The key rates from 1 April 2026 are as follows:

  • Age 21 and over (National Living Wage): £12.71 per hour
  • Age 18 to 20: £10.85 per hour
  • Age 16 to 17: £8.00 per hour
  • Apprentice rate: £8.00 per hour

These increases mean many employers will see a rise in employment costs during 2026-27, particularly where businesses rely on part-time staff, seasonal workers, or apprentices. Around 2.7 million workers are expected to benefit from the increase, reinforcing the importance of ensuring compliance from the first pay period after 1 April 2026.

For employers, the immediate priority is to review payroll settings, salary sacrifice arrangements, and employment contracts to confirm that hourly pay levels meet or exceed the new statutory thresholds. Failure to apply the correct rates can result in penalties and reputational risk, as HMRC has powers to require repayment of arrears and to publicly identify employers who do not comply with minimum wage legislation.

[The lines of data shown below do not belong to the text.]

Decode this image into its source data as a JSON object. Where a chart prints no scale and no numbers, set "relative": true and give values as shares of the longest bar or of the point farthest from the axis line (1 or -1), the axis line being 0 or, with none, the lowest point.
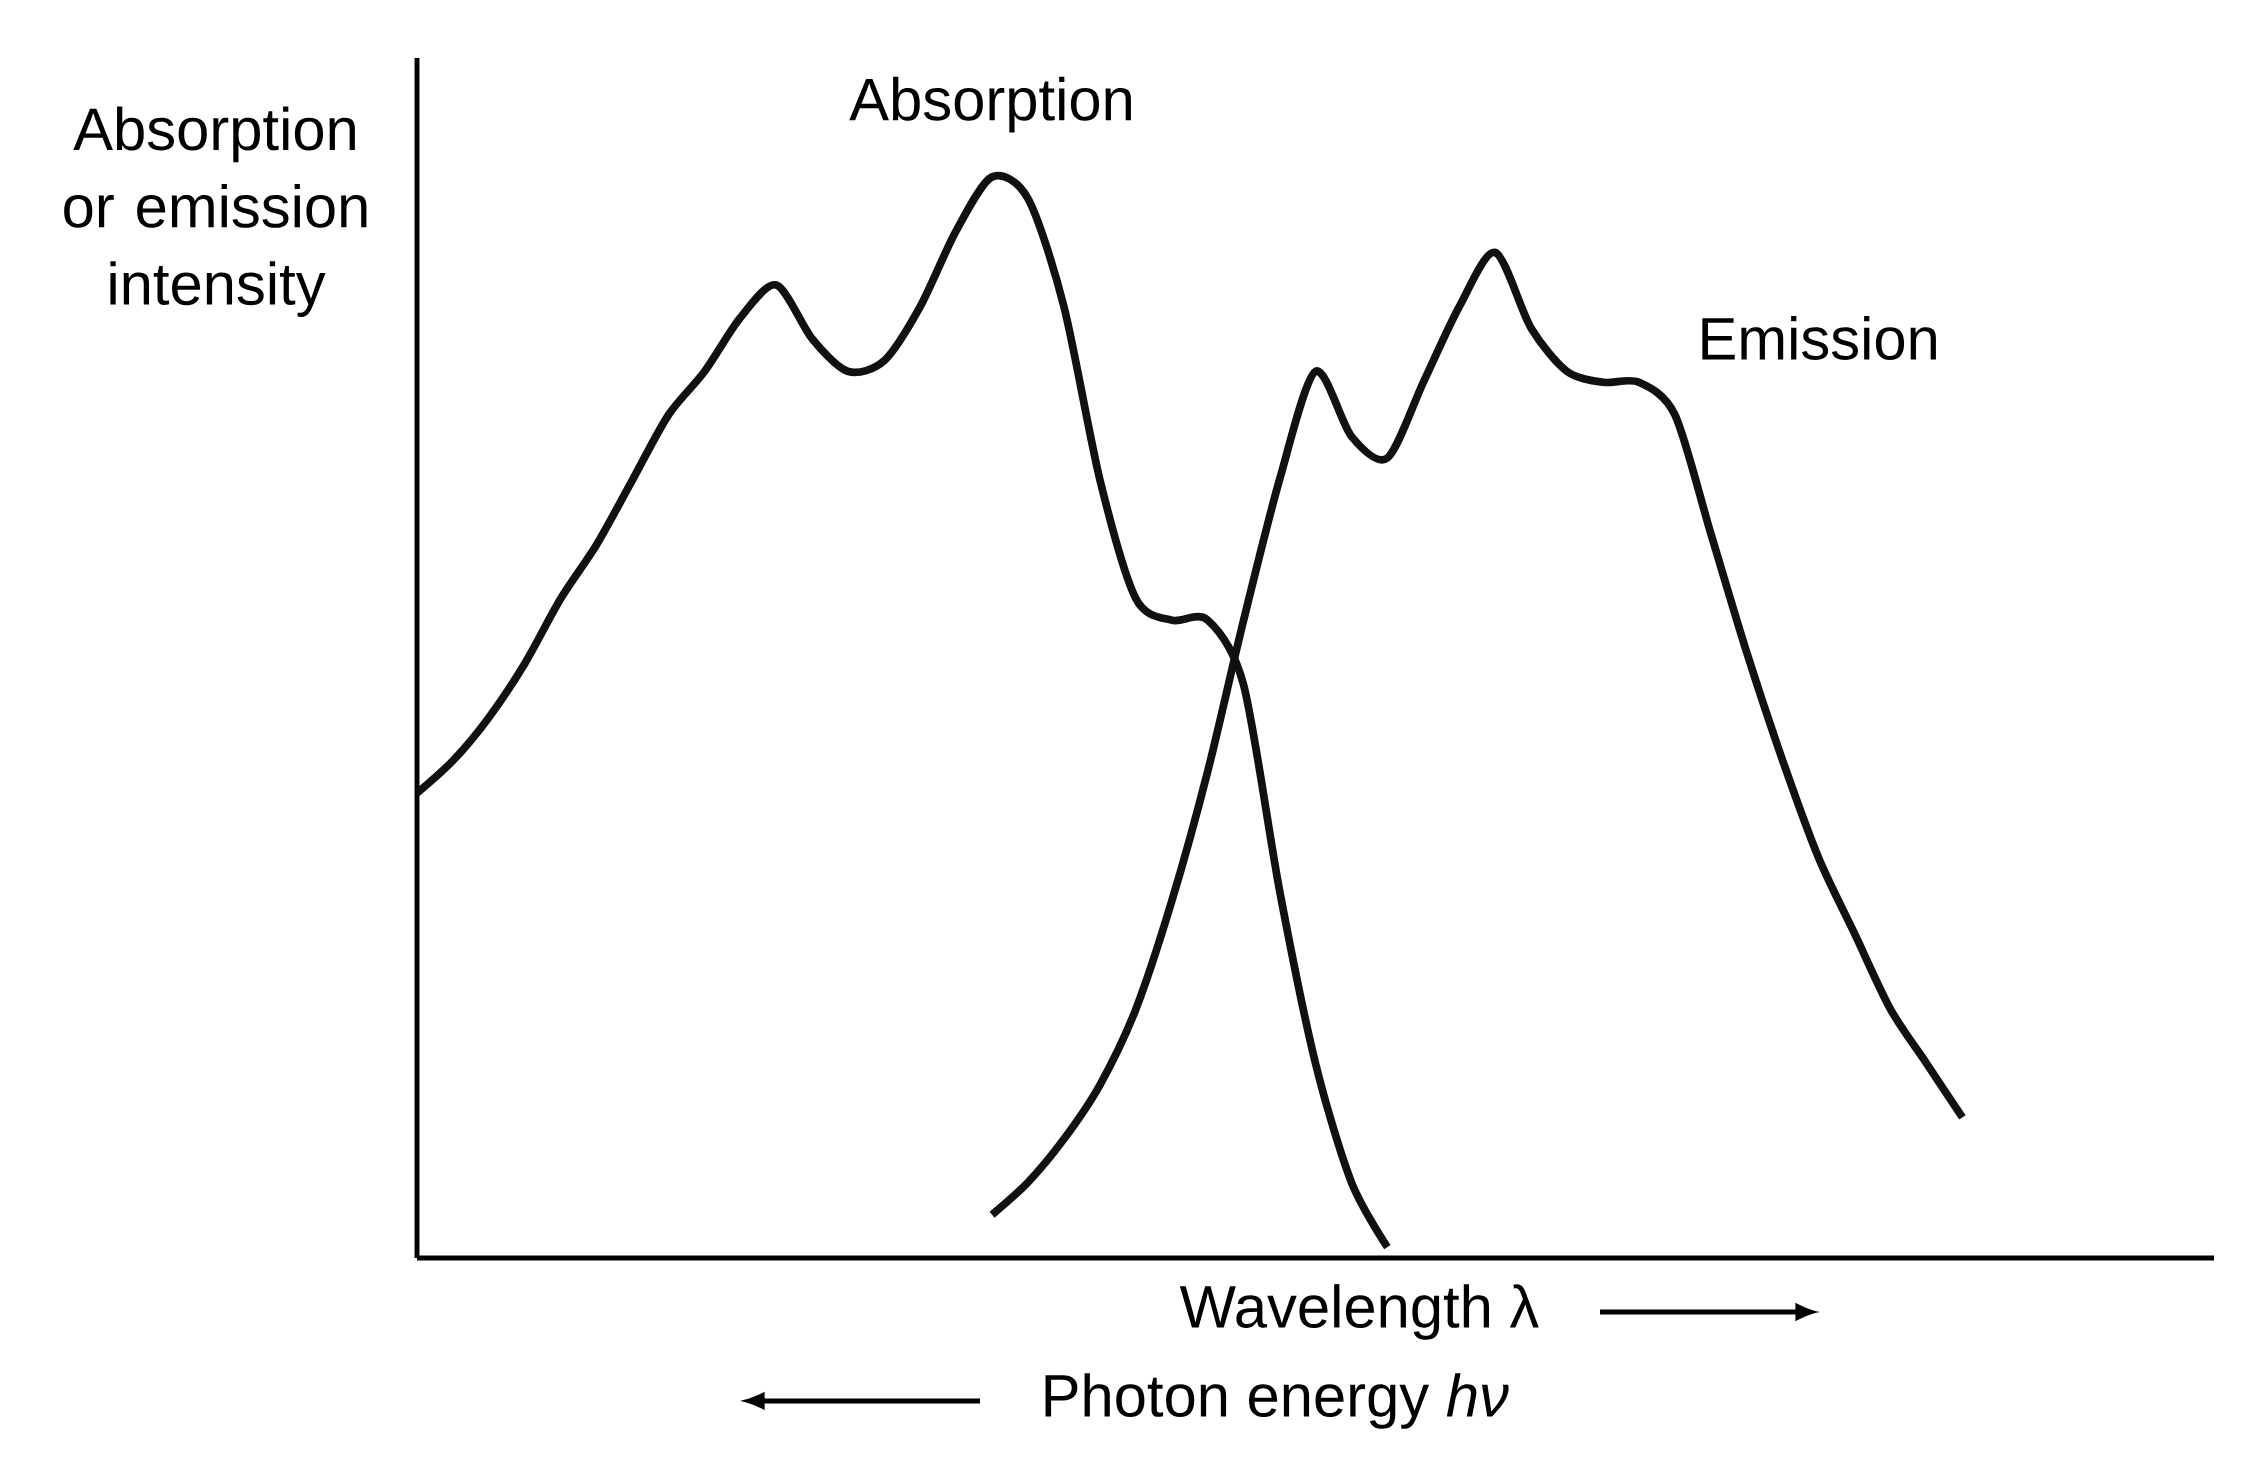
{
  "chart_data": {
    "type": "line",
    "relative": true,
    "ylabel": "Absorption or emission intensity",
    "xlabel": "Wavelength λ",
    "annotations": [
      "Photon energy *hν*"
    ],
    "categories": [
      null,
      null,
      null,
      null,
      null,
      null,
      null,
      null,
      null,
      null,
      null,
      null,
      null,
      null,
      null,
      null,
      null,
      null,
      null,
      null,
      null,
      null,
      null,
      null,
      null,
      null,
      null,
      null,
      null,
      null,
      null,
      null,
      null,
      null,
      null,
      null,
      null,
      null,
      null,
      null,
      null,
      null,
      null,
      null,
      null,
      null,
      null,
      null,
      null,
      null,
      null
    ],
    "series": [
      {
        "name": "Absorption",
        "color": "#111111",
        "values": [
          0.43,
          0.46,
          0.5,
          0.55,
          0.61,
          0.66,
          0.72,
          0.78,
          0.82,
          0.87,
          0.9,
          0.85,
          0.82,
          0.83,
          0.88,
          0.95,
          1.0,
          0.98,
          0.88,
          0.72,
          0.61,
          0.59,
          0.59,
          0.53,
          0.34,
          0.18,
          0.07,
          0.01,
          null,
          null,
          null,
          null,
          null,
          null,
          null,
          null,
          null,
          null,
          null,
          null,
          null,
          null,
          null,
          null,
          null,
          null,
          null,
          null,
          null,
          null,
          null
        ]
      },
      {
        "name": "Emission",
        "color": "#111111",
        "values": [
          null,
          null,
          null,
          null,
          null,
          null,
          null,
          null,
          null,
          null,
          null,
          null,
          null,
          null,
          null,
          null,
          0.04,
          0.07,
          0.11,
          0.16,
          0.23,
          0.33,
          0.45,
          0.59,
          0.72,
          0.82,
          0.76,
          0.74,
          0.81,
          0.88,
          0.93,
          0.86,
          0.82,
          0.81,
          0.81,
          0.78,
          0.67,
          0.56,
          0.46,
          0.37,
          0.3,
          0.23,
          0.18,
          0.13,
          null,
          null,
          null,
          null,
          null,
          null,
          null
        ]
      }
    ]
  }
}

It is also important to consider knock-on effects. Businesses paying slightly above the previous minimum wage may wish to review pay differentials across their workforce in order to maintain fairness and staff morale. In practice, increases in the statutory minimum often lead to wider wage adjustments as employers maintain distinctions between entry-level and more experienced roles.

Source:Other | 12-04-2026

Employing young people in your business

When a new employee joins your payroll, it is the employer’s responsibility to ensure they are aware of their rights and that the correct tax is deducted from their salary. This responsibility also applies when employing young people in your business.

You can employ young people from the age of 13, but special rules govern how long they can work and the types of work they can perform. Once someone turns 18, they are classed as an adult worker, and different employment rules then apply. Young workers and apprentices also have different National Minimum Wage rates compared to adult employees.

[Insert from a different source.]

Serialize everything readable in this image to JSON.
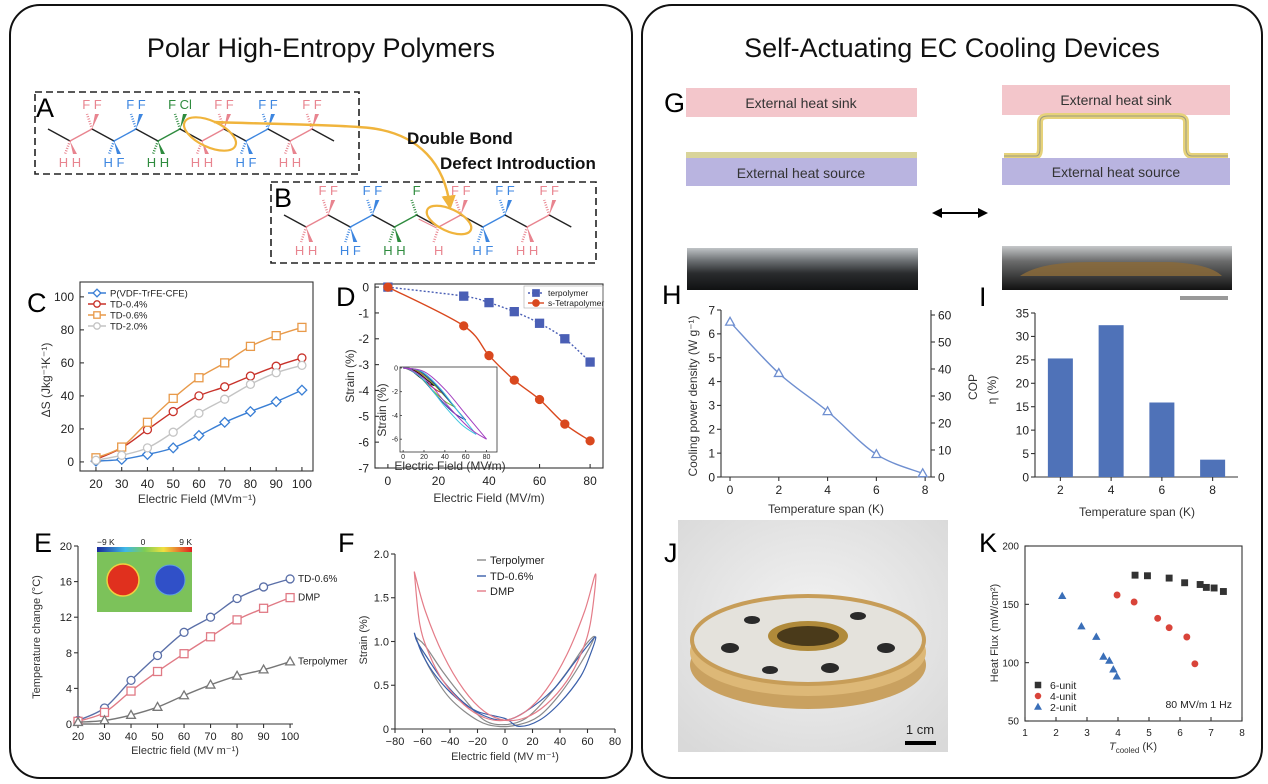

Before taking on young workers, employers must carry out a risk assessment to ensure a safe working environment. Young people may also be entitled to certain employment rights, including statutory maternity pay and ordinary statutory paternity pay if they qualify through continuous employment, paid time off for study or training and redundancy pay.

It is important to note that different rules apply if you engage volunteers or voluntary staff. Regardless, employers are responsible for health and safety, providing proper inductions, and ensuring employees are adequately trained for the tasks they are going to do.

Source:HM Revenue & Customs | 23-03-2026

Entertaining employees

In general, entertaining employees is an exception to the normal rule that business entertainment costs are not allowable for tax purposes. If an employer provides entertainment exclusively for employees and it is “wholly and exclusively for the purposes of the trade”, then the expenditure is allowable as a business deduction. Examples include a staff Christmas party, or a sporting event open only to employees.

It is important that the entertainment is not merely incidental to hospitality provided for customers. The definition of employees accepted by HMRC can extend to retired staff and the partners of existing and past employees.

Although the expenditure is allowable, the employees themselves may have to pay tax on the entertainment received and the employer will have to report this on form P11D. To counter this, many employers choose to include such items in a PAYE Settlement Agreement (PSA) and pay Income Tax and National Insurance contributions on behalf of the employees

Proper record keeping is important to be able to demonstrate where legitimate staff entertainment has taken place. Care should be taken to ensure that staff entertaining is reasonable, as excessive entertainment could lead to a tax charge for employees even if the employer’s costs have been disallowed (in whole or in part).